Metabolic and morphostructural plasticity of environmental and animal strains of Nannizzia gypsea

Abstract Nannizzia gypsea is a geophylic agent of human and animal dermatophytosis. This study compares the metabolic and morphostructural plasticity of N. gypsea strains isolated from moss, sand, and a dog. The in vitro metabolic plasticity included the detection of extracellular enzymes, thermotolerance, resistance to oxidative stress, and assessment of fungal growth. Structural plasticity studies included cell surface hydrophobicity, electronegativity, and size of macroconidia. Virulence was assessed on a Tenebrio molitor model. The strains showed low thermotolerance and susceptibility to oxidative stress, and were producers of keratinase, lipase, and catalase. Nannizzia gypsea strains were unable to produce hemolysin, esterase, and phospholipase, although they were able to grow with different carbon sources.

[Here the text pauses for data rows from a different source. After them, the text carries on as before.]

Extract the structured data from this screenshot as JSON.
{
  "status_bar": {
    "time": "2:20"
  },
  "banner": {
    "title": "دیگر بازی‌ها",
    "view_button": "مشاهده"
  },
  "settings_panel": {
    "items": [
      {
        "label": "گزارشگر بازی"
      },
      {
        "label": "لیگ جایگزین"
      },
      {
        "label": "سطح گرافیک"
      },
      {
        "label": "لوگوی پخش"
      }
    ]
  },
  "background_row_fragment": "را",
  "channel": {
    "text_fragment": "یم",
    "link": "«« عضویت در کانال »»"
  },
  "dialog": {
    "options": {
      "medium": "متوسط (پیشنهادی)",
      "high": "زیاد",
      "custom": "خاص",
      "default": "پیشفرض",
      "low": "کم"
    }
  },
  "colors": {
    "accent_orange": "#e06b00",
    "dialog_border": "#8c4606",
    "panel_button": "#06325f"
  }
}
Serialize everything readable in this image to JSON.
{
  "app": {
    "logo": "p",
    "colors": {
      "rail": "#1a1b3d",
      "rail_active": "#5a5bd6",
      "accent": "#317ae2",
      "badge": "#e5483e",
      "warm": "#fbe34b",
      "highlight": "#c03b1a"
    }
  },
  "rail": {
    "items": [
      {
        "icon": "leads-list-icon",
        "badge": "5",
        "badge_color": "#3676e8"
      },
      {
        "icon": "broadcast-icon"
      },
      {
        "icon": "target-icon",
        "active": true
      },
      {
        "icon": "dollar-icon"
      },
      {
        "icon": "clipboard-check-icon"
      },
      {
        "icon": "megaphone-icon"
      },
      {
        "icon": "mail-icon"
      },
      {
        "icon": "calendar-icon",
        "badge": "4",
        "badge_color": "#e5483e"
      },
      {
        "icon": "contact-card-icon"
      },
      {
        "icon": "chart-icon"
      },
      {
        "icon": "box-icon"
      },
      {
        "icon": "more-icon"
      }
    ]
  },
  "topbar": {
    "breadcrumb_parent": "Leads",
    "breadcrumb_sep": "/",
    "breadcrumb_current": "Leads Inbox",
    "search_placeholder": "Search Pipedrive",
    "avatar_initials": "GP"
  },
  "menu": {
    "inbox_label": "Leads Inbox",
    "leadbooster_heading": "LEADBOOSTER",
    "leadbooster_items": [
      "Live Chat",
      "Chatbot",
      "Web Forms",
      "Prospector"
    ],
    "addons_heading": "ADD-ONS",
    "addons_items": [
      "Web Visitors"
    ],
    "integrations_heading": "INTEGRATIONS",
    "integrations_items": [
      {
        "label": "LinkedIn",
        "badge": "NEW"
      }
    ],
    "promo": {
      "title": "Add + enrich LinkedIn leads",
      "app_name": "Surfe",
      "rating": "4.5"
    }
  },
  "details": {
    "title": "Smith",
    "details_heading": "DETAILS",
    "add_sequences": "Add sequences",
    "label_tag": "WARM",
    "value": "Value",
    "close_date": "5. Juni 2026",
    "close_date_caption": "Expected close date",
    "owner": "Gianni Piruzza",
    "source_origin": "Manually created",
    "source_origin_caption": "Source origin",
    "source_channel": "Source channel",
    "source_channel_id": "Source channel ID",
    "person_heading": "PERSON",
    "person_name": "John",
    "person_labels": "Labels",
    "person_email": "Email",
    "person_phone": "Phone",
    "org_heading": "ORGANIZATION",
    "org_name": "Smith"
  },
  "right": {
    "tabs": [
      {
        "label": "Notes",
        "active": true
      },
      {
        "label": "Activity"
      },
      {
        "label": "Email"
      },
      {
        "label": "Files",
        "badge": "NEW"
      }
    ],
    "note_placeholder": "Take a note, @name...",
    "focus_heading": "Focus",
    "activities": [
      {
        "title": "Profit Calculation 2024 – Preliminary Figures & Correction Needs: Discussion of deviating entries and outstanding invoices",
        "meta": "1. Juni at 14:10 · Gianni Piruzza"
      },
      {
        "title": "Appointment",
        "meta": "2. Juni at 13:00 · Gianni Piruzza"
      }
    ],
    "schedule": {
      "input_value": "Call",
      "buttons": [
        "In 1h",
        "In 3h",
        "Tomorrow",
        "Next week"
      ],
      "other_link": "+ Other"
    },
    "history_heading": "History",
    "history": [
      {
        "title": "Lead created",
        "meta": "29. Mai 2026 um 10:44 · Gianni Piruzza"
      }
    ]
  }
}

The electronegative properties of the surface did not vary between the strains under study. The knowledge about N. gypsea metabolic and morphostructural plasticity could be crucial for the development of therapeutic strategies and control of dermatophytosis. Lay Summary Nannizzia gypsea causes dermatophytosis due to its metabolic and morphostructural plasticity. Investigations on the fungus–host interaction are essential for the development of therapeutic intervention strategies and control of this important zoonosis in the world public health scenario.